If you believed the headlines in the last six months, you would be forgiven for thinking that you would be unable to book a city break in Europe or visit loved ones abroad after the UK leaves the European Union. Apparently, planes will not be allowed to fly or – even worse – land on 30th March if we leave without a Withdrawal Agreement.

We are told this is because we are led to believe the UK does not have the right deals in place, because pilot licences will no longer be valid, British aviation companies will have relocated to Paris and we can’t import enough Mars bars to feed the crew on long-haul flights.

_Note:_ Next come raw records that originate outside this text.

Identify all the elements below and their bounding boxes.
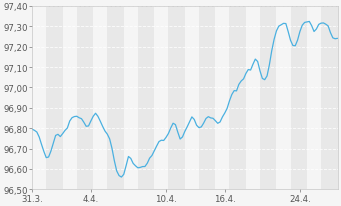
Bar [246, 7, 260, 190]
Bar [185, 7, 199, 190]
Bar [307, 7, 321, 190]
Bar [93, 7, 107, 190]
Bar [216, 7, 229, 190]
Bar [63, 7, 77, 190]
Bar [124, 7, 138, 190]
Bar [277, 7, 291, 190]
Bar [154, 7, 168, 190]
Bar [32, 7, 46, 190]
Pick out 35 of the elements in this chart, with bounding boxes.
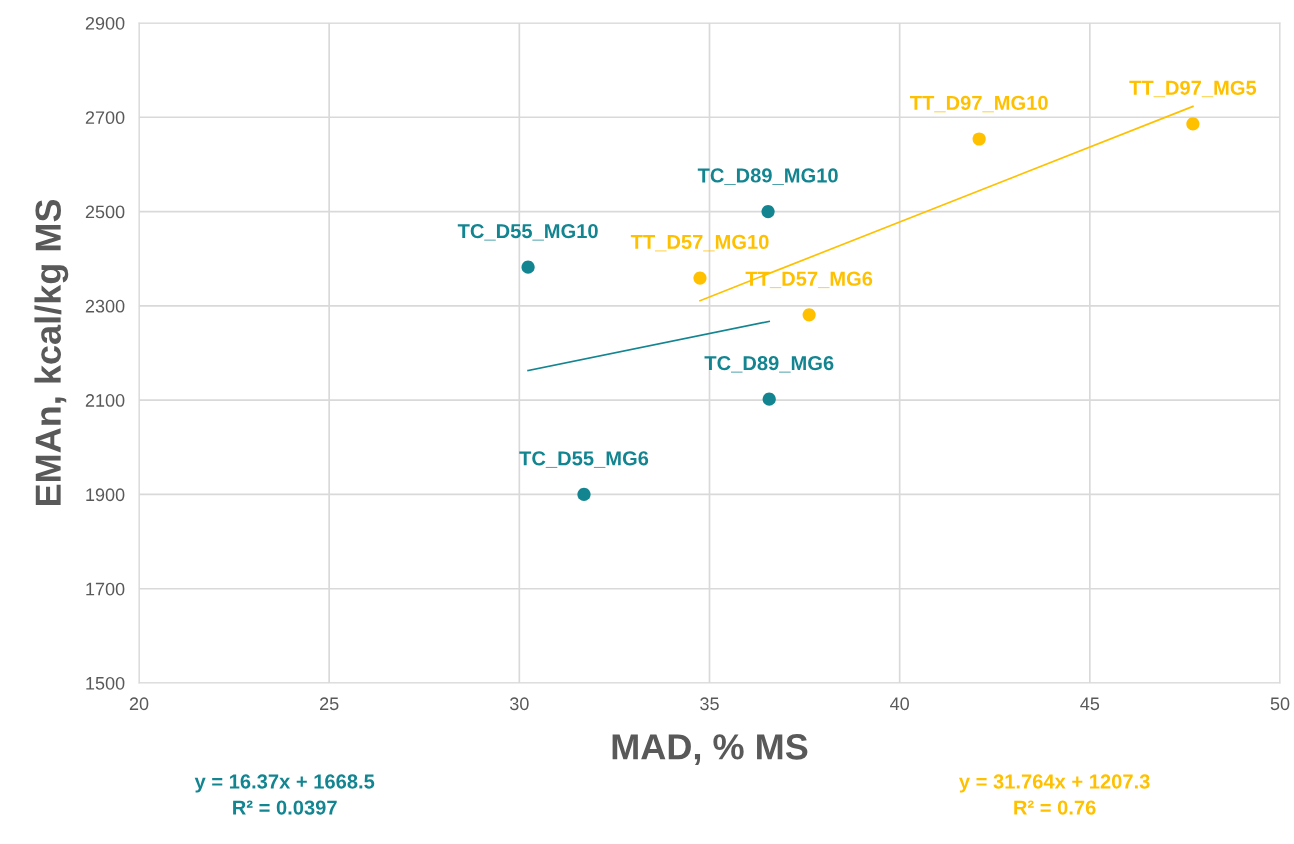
x-axis-title: MAD, % MS: [612, 734, 808, 765]
x-tick-label: 30: [509, 697, 529, 711]
x-tick-label: 20: [129, 697, 149, 711]
annotation: TT_D57_MG10: [630, 234, 769, 252]
point: [761, 204, 775, 219]
y-tick-label: 1500: [86, 676, 125, 690]
y-tick-label: 2500: [85, 205, 125, 219]
annotation: TT_D57_MG6: [745, 271, 873, 289]
x-tick-label: 40: [890, 697, 909, 711]
point: [1186, 117, 1200, 131]
x-tick-label: 50: [1270, 697, 1290, 711]
annotation: TT_D97_MG10: [909, 95, 1048, 113]
annotation: TC_D55_MG6: [519, 451, 649, 468]
point: [521, 260, 535, 274]
x-tick-label: 25: [320, 697, 339, 711]
annotation: TC_D89_MG6: [704, 355, 834, 373]
y-tick-label: 1900: [86, 488, 125, 502]
y-tick-label: 2100: [85, 394, 125, 407]
annotation: TC_D89_MG10: [697, 168, 838, 185]
text: y = 31.764x + 1207.3 R² = 0.76: [959, 774, 1150, 815]
x-tick-label: 45: [1080, 697, 1100, 711]
point: [802, 308, 816, 322]
point: [972, 132, 986, 146]
point: [762, 392, 776, 406]
point: [577, 487, 591, 502]
y-tick-label: 2900: [85, 16, 125, 30]
text: y = 16.37x + 1668.5 R² = 0.0397: [194, 774, 375, 815]
y-tick-label: 2300: [85, 299, 125, 313]
annotation: TT_D97_MG5: [1129, 80, 1257, 98]
y-axis-title: EMAn, kcal/kg MS: [34, 199, 69, 506]
point: [693, 271, 707, 285]
y-tick-label: 1700: [86, 582, 125, 596]
x-tick-label: 35: [700, 697, 719, 711]
y-tick-label: 2700: [85, 111, 125, 125]
annotation: TC_D55_MG10: [457, 223, 598, 241]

As Chief Executive Officer of a global aviation technology company, I can reassure you that this is not the reality. The UK’s world class aviation industry is not going to sit on its hands after Brexit, let down millions of our customers or allow businesses to go bust.

Many of my colleagues and clients have made the same point. Willie Walsh and Johan Lundgren, the chief executives of British Airways and EasyJet respectively, have both dismissed the prospect of there being no flights between the UK and Europe. Meanwhile the Civil Aviation Authority has branded a Sky News report which suggested as many as 35,000 pilots would need to renew their licences as ‘misleading’, reminding us that the UK is a signatory to the International Civil Aviation Organisation Chicago Convention.

And yet, these stories portray Britain as afraid to stand on its own two feet, begging our European counterparts to allow our planes to land and to renew our licences.

Contrary to these myths, such headlines actually reflect the defeatism that underpins the draft Withdrawal Agreement, certainly not the optimism and resilience of our country and industry.

Since forming Vistair almost two decades ago, we have striven to become a global, innovative business that meets the challenges and opportunities offered by the UK and the world.

I believe that by disengaging ourselves from the restraints and bureaucracy of the EU, these opportunities will multiply. For that to happen, we need a real Brexit: one in which we can strike Free Trade Agreements with the biggest and fastest-growing countries (hint: they are not in Europe), we can compete in our rightful place in the global economy and we can channel the innovation that is shown every year at the Farnborough Air Show.

Rather than letting ourselves be backed into a corner, afraid of the opportunities that a global trading platform like the World Trade Organisation presents, the UK needs to once again become the independent, entrepreneurial trading nation that 17.4 million people voted to see.